Anfang dieser Woche, Federal Reserve (Fed)-Vorsitzender Jerome Powell betrat einen Einführungskurs in Wirtschaftswissenschaften an der Harvard University und überreichte den Märkten eines der klarsten politischen Signale des Jahres: Die Fed wird die Zinsen nicht erhöhen, um die durch den Ölschock im Iran-Krieg verursachte Inflation zu bekämpfen.

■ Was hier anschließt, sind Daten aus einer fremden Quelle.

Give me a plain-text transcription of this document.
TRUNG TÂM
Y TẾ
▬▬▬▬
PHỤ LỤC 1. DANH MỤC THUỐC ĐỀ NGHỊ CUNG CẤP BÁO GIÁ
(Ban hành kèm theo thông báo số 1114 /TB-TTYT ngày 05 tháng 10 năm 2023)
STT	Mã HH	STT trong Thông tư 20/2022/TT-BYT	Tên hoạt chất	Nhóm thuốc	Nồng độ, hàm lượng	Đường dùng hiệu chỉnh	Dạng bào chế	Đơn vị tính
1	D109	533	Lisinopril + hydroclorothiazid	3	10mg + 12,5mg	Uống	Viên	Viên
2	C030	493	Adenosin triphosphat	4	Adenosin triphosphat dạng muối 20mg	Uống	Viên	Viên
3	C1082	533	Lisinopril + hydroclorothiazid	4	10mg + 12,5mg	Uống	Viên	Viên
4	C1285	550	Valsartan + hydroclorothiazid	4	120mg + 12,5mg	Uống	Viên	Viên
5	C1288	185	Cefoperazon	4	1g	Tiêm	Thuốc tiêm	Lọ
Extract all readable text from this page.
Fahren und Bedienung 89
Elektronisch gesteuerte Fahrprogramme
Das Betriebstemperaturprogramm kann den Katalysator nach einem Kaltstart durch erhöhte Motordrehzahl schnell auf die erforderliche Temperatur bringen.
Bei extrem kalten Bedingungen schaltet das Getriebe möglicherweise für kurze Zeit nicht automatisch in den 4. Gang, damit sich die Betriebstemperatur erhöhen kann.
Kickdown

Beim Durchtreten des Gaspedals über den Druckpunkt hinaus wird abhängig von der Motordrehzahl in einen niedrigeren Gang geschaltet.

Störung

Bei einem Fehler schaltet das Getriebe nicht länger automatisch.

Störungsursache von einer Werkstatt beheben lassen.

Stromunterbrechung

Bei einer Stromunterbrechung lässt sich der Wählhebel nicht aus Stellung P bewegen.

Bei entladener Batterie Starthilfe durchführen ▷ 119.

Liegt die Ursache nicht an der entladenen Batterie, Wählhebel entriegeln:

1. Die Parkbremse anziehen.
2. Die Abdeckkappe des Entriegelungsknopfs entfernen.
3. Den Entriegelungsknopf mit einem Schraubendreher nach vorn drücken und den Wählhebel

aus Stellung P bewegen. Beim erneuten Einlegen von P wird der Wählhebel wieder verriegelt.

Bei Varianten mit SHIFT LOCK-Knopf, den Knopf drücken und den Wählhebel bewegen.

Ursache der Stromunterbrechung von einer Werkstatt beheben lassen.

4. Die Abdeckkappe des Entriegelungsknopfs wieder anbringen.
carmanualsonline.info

Bevor er zu Ende gesprochen hatte, Marktchancen einer Zinserhöhung der Fed bis Dezember war von über 50 % auf nur noch 2,2 % eingebrochen. Die Renditen von Staatsanleihen fielen über die gesamte Kurve hinweg um 10 Basispunkte. Der US-Dollar schwächte sich ab und Gold festigte sich. Alles aus einem Gastvortrag.
Nicht schlecht für einen Montagmorgen.
Aber Warum Hat die Fed das Gefühl, dass sie die steigenden Preise einfach ignorieren kann? Und was bedeutet das für Sie als Forex-Händler? Lassen Sie es uns aufschlüsseln.
Was ist tatsächlich passiert?
Jerome Powell sprach an der Harvard University am Montag, als ich vor etwa 400 Schülern, die wahrscheinlich nicht damit gerechnet hatten, an diesem Tag die globalen Anleihemärkte zu bewegen, in Wirtschaftswissenschaften 10b, den Makro-Einführungskurs der Schule, eintauchte.
Da Brent-Rohöl bei etwa 114 US-Dollar pro Barrel gehandelt wird und die US-Benzinpreise landesweit bei fast 4 US-Dollar pro Gallone liegen, hatten sich die Märkte darauf eingestellt, dass die Fed mit einer Zinserhöhung reagieren würde. Am Freitag war an den Terminmärkten eine mehr als 50-prozentige Wahrscheinlichkeit für einen Anstieg um einen Viertelpunkt eingepreist. laut CNBC.
Powells Antwort im Klartext: nicht notwendig.
„Wir haben das Gefühl, dass unsere Politik in einer guten Position ist, um abzuwarten und abzuwarten, wie sich das entwickelt“, sagte Powell laut Harvard Crimson den Studenten. Der Leitzins der Fed bleibt auf seinem aktuellen Niveau Bereich 3,50 %–3,75 %wo es seit dem ist 18. März FOMC-Sitzung.
Seine Argumentation lief auf zwei Dinge hinaus: Ölschocks sind vorübergehendUnd Zinserhöhungen funktionieren zu langsam gegen sie sowieso nützlich sein.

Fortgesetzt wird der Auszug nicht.